A atuação de Nuno Leal Maia como Lírio é apenas correta. Nuno, ator da velha tradição dos machões como Sir Laurence Olivier, Al Pacino, Capitão Asa, Marcelo Mastroiani e Edir Macedo, tem alguns bons momentos, revelando aos poucos a tensão que Lírio vive entre a pureza do homem do campo e as delícias da grande cidade. O personagem, no fundo, é uma mistura de Mazzaropi e Mané Garrincha – uma espécie de árcade tardio – mas Nuno poderia encontrar por vezes um tom um pouco mais sutil entre o Jeca Tatu e o gênio das pernas tortas.
O elenco feminino, esse sim,  é de grande categoria. Consuelo Leandro e Maria Luíza Castelli se saem bem como grã-finas matando cachorro a grito. Destaco, porém,  a sensível atuação de Helena Ramos como Julinha e o agressivo contraponto proposto pelo desempenho da diva Aldine Muller como Lurdinha.
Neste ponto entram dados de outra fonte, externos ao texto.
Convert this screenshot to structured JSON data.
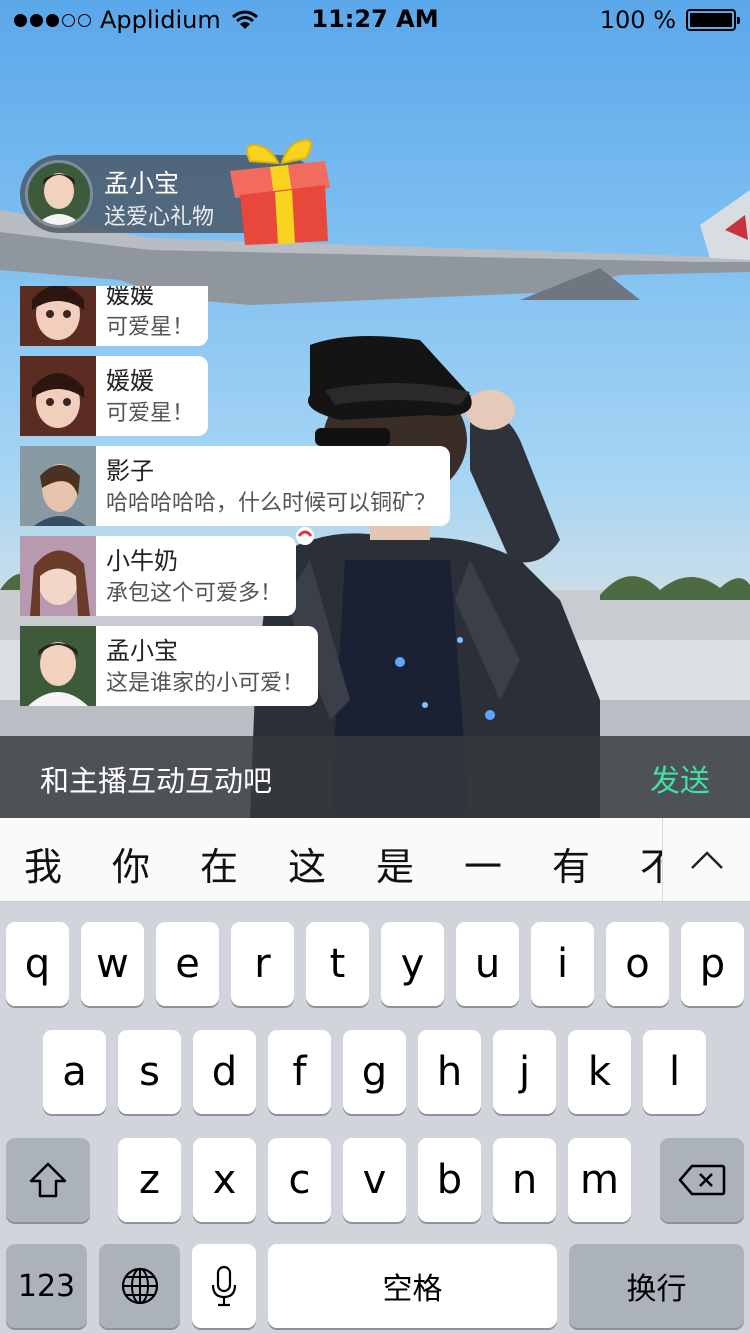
{
  "status_bar": {
    "carrier": "Applidium",
    "time": "11:27 AM",
    "battery": "100 %"
  },
  "gift_banner": {
    "name": "孟小宝",
    "message": "送爱心礼物"
  },
  "comments": [
    {
      "name": "媛媛",
      "message": "可爱星！"
    },
    {
      "name": "媛媛",
      "message": "可爱星！"
    },
    {
      "name": "影子",
      "message": "哈哈哈哈哈，什么时候可以铜矿？"
    },
    {
      "name": "小牛奶",
      "message": "承包这个可爱多！"
    },
    {
      "name": "孟小宝",
      "message": "这是谁家的小可爱！"
    }
  ],
  "input_bar": {
    "placeholder": "和主播互动互动吧",
    "send_label": "发送"
  },
  "candidates": [
    "我",
    "你",
    "在",
    "这",
    "是",
    "一",
    "有",
    "不"
  ],
  "keyboard": {
    "row1": [
      "q",
      "w",
      "e",
      "r",
      "t",
      "y",
      "u",
      "i",
      "o",
      "p"
    ],
    "row2": [
      "a",
      "s",
      "d",
      "f",
      "g",
      "h",
      "j",
      "k",
      "l"
    ],
    "row3": [
      "z",
      "x",
      "c",
      "v",
      "b",
      "n",
      "m"
    ],
    "numbers_label": "123",
    "space_label": "空格",
    "return_label": "换行"
  },
  "colors": {
    "send_accent": "#3fe0a4",
    "gift_red": "#e8473c",
    "gift_ribbon": "#f7d31e"
  }
}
Espetácular ! é a definição correta para  a dupla dinâmica Helena e Aldine, uma espécie de Pelé e Coutinho da cinematografia nacional. 
A Volga, de Ana Maria Nascimento e Silva, nos remete aos tempos de Sodoma e Gomorra e de Cleópatra, a rainha do Egito,  numa evidente e erudita remissão às sagradas escrituras e aos balacobacos da filha de Ptolomeu XII e amante de Julio Cesar e Marco Antônio. Magnífica também é a atuação de Esmeralda Barros como Pedra, dialogando com a câmera em insinuante desempenho e revelando um talento que depois se consolidou no filme Mulheres do Cais, outro clássico da nossa produção.
Em certa ocasião, e observem como me preparei para esse texto,  um crítico alentado afirmou sobre um clássico de Godart o seguinte: “Toda arte, como metáfora da vida, é o tabuleiro de xadrez onde Eros e Tânatos se enfrentam na batalha interminável entre o ser e o nada e onde o horizonte que se descortina ao homem é o inevitável encontro com seu antípoda que é ele mesmo, inexoravelmente fadado ao desmantelo da fragmentada fagulha que é nossa existência”.
Fiquei impressionadíssimo com essa definição, já que na hora não entendi necas de pitibiribas da sentença genial. Só depois de assistir ao Bem dotado, o homem de Itu, um filme pré-Trovão Azul, é que captei o que quis dizer o eminente homem de cinema e renomado intelectual: Se um dia o báculo episcopal vai virar bandeira a meio pau, que me importa se a mula é manca; eu quero é rosetar!
Abraços.
ps: Como a configuração do blog está meio doida, os links com textos antigos e os liames  dos amigos passaram para o final da página. Estão todos lá, intactos.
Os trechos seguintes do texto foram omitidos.